While investigating a recent threat campaign, F5 researchers encountered a strange behaviour where malicious requests were originating from legitimate Googlebot servers. This relatively infrequent behavior could potentially have serious consequences in environments where the trust level given to Googlebot influences an organization’s security decisions.
The Trust Paradox
Google’s official support site advises to “make sure Googlebot is not blocked”1 and provides instructions to verify that Googlebot is real.2 Both imply that trusting Googlebot traffic is somewhat mandatory if you’d like your site to show up in Google search engine results. Many vendors rely on the legitimacy of Google bot traffic and allowlist requests coming from genuine Googlebot servers. This means that malicious requests coming from Googlebot can bypass some security mechanisms without being inspected for content and potentially deliver malicious payloads. On the other hand, if an organization’s mitigation mechanism automatically denylists IP addresses delivering malicious requests, that organization could easily be tricked into blocking Googlebot, which may lead to a lower ranking in Google’s search engine.
Was Googlebot Hijacked?
After verifying that the requests we received on our threat intelligence system came from real Googlebot servers, we started looking into the possibility of an attacker creating such a scenario. It seems there are a couple of ways this could happened. One would be by controlling the Googlebot server, which seemed highly unlikely. Another would be by sending a fake User-Agent from another Google service. But since the requests originated from a Googlebot’s subdomain and Googlebot’s IP address pool and not from a different Google service (like Google Sites, for example), this possibility was also ruled out. That left us with the most likely scenario: that the service was being abused.
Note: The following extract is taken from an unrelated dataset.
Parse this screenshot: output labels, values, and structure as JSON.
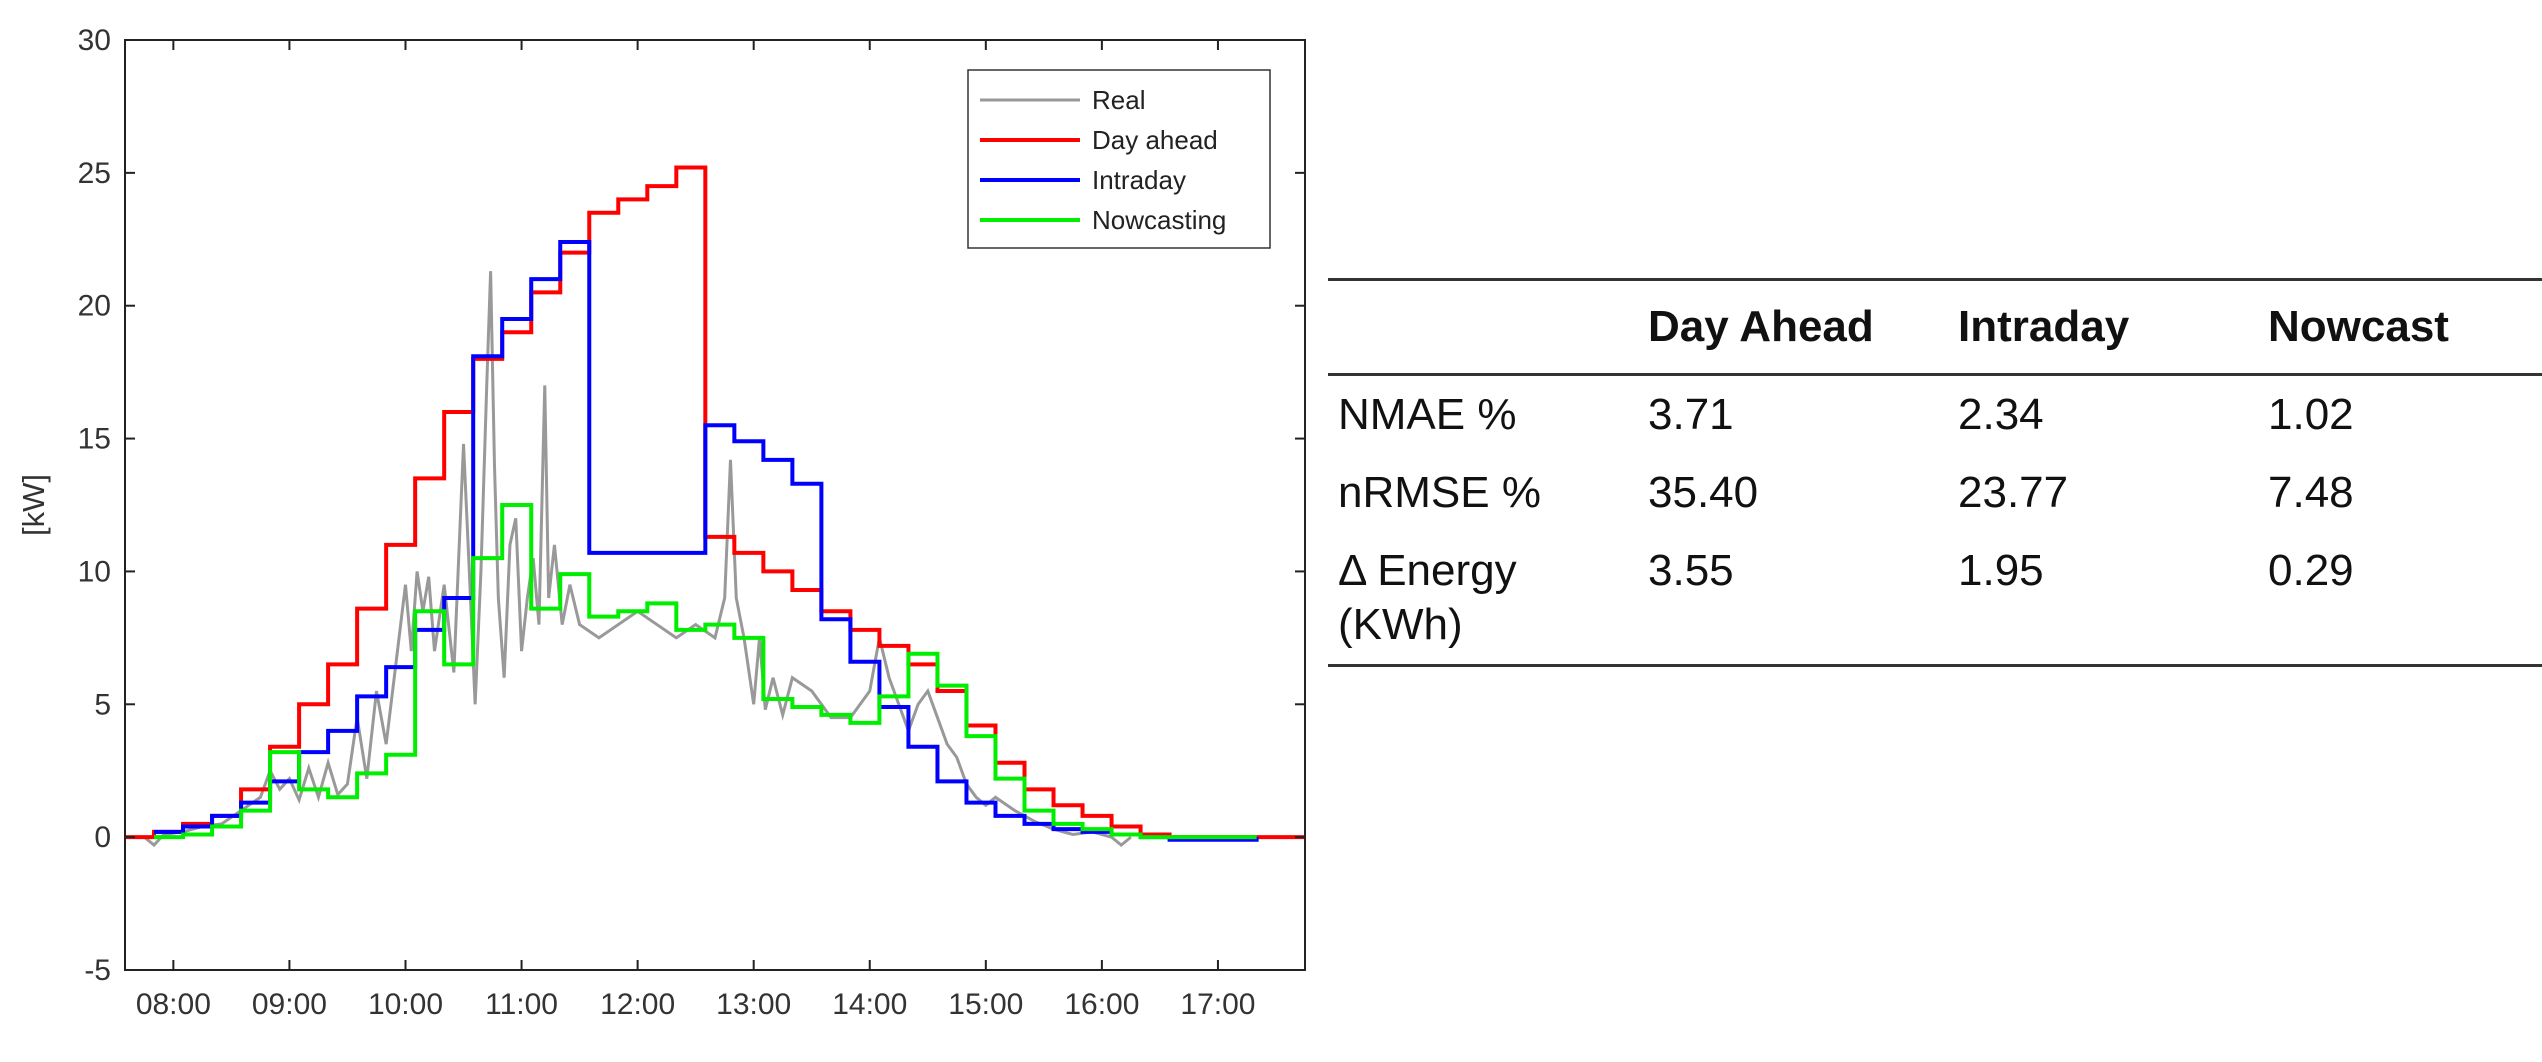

How Does the Googlebot Crawling Service Work?
Essentially, Googlebot follows every new or updated link on your website and then follows links from those pages, and so on. This is done to allow Google to add pages previously unknown to its search engine database. It also allows Google to analyze websites and later, make them available to users searching on Google’s search engine. Technically, “following links” means sending a GET request to every URL listed in the links on the website. So, Googlebot servers generate requests based on links they do not control and, as it seems, do not validate.
Given that Googlebot follows links, attackers figured out a simple method to trick Googlebot into send malicious requests to arbitrary targets. An attacker can add malicious links on a website, each link composed of the target’s address and a relevant attack payload. Here is a generic example of such a malicious link:
<a href="http://victim-address.com/exploit-payload">malicious link<a>
When Googlebot crawls through the page with this link, it follows the link and sends a malicious GET request holding exploit-payload to the attacker’s target of choice, in this case, victim-address.com.
Using this very method, we managed to manipulate Googlebot to send malicious requests to a target of choice. We used two servers when testing this method—one for the attacker and another for the target. Using Google Search Console, we configured Googlebot to crawl through our attacker’s server where we added a web page that contained a link to the target server. That link held a malicious payload. After some time sniffing traffic on the target server, we spotted the malicious request with our crafted malicious URL hitting the server. The origin of the request was none other than a legitimate Googlebot.